Within a few short blocks, visitors to Canyon Road can experience more than two centuries of the historic adobe architecture for which Santa Fe is famous around the world.
Typical of the early Spanish settlers on Canyon Road was Geronimo Lopez who purchased his farm there in 1753. By 1769, Lopez owned two houses on the property with an adjoining orchard of 14 trees, plus crop and pasture land. Expanded in the late nineteenth century with a row of new rooms facing the street, the Geronimo Lopez house is now the home of Geronimo Restaurant at 724 Canyon Road.
Other surviving farmhouses from the Spanish period include the Juan Jose Prada home (519 Canyon Road, now a private residence) which was built as early as 1768. El Zaguan, at 545 Canyon Road, was originally a two or three-room house with adobe walls four feet thick.

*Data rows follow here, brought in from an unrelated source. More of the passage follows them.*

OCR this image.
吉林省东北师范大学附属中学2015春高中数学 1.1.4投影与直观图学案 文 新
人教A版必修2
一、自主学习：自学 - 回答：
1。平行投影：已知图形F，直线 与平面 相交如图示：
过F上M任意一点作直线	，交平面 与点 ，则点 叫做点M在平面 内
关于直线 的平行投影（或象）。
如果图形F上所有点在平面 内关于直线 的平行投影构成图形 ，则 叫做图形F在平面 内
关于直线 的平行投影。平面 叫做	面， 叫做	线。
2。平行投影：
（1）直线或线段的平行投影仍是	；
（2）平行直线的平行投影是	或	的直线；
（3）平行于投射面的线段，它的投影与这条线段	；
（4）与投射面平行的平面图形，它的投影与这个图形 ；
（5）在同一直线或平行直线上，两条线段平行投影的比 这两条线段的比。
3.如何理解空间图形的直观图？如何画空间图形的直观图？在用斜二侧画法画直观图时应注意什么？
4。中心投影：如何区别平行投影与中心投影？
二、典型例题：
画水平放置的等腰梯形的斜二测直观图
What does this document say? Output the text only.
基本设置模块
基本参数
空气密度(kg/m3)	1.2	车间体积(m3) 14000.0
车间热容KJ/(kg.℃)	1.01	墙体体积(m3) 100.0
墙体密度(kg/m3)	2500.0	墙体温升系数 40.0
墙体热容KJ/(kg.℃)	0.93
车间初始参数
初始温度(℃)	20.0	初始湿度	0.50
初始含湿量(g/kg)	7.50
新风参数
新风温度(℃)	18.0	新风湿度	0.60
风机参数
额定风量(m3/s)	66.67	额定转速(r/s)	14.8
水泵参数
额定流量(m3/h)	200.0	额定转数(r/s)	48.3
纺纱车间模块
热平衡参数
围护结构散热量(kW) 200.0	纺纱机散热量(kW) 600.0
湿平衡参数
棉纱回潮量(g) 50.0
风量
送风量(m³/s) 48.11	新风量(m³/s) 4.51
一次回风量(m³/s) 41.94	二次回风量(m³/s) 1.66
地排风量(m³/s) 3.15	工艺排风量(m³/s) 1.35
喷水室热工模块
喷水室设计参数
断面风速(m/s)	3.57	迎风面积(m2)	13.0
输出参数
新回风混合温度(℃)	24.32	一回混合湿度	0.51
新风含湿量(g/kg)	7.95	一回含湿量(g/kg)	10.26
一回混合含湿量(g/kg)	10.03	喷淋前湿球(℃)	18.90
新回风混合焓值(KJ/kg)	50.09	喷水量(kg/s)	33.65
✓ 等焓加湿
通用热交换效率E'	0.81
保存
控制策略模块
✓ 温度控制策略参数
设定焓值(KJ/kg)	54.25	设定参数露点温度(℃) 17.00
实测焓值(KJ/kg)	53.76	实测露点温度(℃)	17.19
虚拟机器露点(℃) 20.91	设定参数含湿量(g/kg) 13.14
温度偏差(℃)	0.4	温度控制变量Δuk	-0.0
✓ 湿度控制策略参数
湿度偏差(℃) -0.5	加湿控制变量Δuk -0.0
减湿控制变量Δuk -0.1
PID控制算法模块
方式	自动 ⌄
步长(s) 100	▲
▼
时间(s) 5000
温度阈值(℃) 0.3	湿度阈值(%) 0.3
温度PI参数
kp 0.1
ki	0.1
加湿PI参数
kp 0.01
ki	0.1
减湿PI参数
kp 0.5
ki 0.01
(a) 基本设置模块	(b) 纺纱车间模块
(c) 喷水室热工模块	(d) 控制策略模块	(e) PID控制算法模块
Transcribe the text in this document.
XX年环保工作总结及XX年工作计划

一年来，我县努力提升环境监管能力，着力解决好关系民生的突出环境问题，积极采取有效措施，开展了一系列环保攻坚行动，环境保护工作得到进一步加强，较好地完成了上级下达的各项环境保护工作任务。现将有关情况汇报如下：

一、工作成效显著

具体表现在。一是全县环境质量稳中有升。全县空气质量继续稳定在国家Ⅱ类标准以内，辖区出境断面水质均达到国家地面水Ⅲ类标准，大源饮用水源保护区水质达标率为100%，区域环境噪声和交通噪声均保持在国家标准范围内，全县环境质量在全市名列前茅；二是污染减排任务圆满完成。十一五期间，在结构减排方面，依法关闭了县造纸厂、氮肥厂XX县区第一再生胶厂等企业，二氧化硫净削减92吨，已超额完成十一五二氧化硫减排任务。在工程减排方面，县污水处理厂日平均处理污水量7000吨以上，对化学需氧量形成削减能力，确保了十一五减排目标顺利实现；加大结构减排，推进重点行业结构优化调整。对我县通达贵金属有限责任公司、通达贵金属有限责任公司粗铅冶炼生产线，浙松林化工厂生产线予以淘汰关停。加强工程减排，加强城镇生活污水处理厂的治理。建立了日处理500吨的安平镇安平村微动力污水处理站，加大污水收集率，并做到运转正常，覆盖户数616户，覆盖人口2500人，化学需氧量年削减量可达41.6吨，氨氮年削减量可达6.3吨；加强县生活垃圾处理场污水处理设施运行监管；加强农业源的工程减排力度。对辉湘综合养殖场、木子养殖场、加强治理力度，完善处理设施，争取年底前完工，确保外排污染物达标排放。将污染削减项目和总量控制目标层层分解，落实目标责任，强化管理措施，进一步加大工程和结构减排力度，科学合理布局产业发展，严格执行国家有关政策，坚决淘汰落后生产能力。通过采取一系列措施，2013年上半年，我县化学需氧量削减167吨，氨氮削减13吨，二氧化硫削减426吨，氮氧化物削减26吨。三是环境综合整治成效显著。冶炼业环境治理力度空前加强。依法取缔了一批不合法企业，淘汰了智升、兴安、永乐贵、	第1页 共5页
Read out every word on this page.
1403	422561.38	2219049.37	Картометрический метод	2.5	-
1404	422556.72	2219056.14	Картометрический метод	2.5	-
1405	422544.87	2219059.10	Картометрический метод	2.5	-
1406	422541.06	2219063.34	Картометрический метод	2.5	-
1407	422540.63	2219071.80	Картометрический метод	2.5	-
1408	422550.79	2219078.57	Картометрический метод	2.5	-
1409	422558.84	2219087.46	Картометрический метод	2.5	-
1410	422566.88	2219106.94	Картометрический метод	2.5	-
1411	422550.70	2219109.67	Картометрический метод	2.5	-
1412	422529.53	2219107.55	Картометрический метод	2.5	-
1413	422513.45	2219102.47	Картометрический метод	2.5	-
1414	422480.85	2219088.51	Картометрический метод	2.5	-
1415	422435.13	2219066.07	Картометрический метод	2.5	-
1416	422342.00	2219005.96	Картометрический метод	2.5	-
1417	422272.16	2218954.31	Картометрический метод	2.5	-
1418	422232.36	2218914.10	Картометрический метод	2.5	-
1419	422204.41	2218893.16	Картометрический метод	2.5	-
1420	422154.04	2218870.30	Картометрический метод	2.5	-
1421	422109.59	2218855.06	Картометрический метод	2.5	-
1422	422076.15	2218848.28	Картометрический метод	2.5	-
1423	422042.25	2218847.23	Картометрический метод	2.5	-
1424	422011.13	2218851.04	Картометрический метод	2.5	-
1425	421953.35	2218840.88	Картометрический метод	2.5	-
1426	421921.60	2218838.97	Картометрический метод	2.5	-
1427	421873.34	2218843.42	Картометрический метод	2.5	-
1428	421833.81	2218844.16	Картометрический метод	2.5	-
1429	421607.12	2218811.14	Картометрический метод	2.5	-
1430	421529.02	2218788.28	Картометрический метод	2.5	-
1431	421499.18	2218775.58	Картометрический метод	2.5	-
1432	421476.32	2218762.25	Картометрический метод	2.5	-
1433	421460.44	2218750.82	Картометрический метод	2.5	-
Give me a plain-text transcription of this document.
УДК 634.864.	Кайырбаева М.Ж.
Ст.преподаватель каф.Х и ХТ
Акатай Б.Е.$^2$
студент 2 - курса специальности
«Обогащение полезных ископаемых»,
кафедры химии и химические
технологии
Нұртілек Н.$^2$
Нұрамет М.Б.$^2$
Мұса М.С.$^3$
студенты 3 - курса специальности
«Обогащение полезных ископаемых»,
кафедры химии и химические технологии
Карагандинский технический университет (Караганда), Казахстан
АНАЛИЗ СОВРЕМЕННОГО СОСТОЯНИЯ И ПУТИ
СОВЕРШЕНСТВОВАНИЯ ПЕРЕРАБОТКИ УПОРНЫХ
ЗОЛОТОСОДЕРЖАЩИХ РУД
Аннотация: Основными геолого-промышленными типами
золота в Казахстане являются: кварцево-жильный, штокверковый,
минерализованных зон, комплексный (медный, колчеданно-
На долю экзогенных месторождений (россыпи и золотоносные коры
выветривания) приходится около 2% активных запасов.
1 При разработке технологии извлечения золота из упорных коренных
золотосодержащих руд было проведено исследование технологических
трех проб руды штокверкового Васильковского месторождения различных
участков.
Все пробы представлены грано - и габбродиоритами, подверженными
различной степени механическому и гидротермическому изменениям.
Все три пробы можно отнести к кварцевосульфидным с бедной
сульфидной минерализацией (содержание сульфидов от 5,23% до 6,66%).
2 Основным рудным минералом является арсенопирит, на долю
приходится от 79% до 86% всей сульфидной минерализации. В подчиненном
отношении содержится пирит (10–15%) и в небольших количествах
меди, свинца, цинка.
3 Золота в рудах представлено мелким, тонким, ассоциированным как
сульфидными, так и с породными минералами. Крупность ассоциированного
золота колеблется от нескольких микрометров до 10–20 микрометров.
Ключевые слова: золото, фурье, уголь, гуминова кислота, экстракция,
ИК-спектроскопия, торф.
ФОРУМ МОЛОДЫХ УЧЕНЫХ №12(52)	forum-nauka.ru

It was enlarged in the mid-nineteenth century by James L. Johnson, a prominent merchant of the old Santa Fe Trail, to contain 19 rooms and courtyard gardens. Now home of the Historic Santa Fe Foundation, several rooms of El Zaguan are open to the public.
Many of the original Spanish farmhouses remain in the neighborhood, growing and changing with the needs of the families that occupied them. In 1848, Rafael and Josepha Garcia bought the property at 408 Delgado and 522 Acequia Madre for $200. It already was a substantial house for the time, boasting six rooms, a portal or long veranda, an internal courtyard or placita, and a corral. Nevertheless, the house grew even larger with the eventual arrival of the Garcia's ten children. In the 1950's the house was remodeled and again enlarged by the famous Spanish-Pueblo revival architect John Gaw Meem.
Essay furnished by Dr. J. Mark Sublette, Medicine Man Gallery https://www.medicinemangallery.com
Canyon Road 1750
The oldest adobe houses on Canyon Road date at least to the 1750s, built as modest, two or three-room dwellings by Spanish settlers. Each house was the center of a family farm that raised corn and wheat and vegetables on the fertile patches of land bordering the Santa Fe River. In those days it would not have been unusual to see a small flock of sheep being driven up the Road on the way to green, mountain pastures deeper in the Canyon.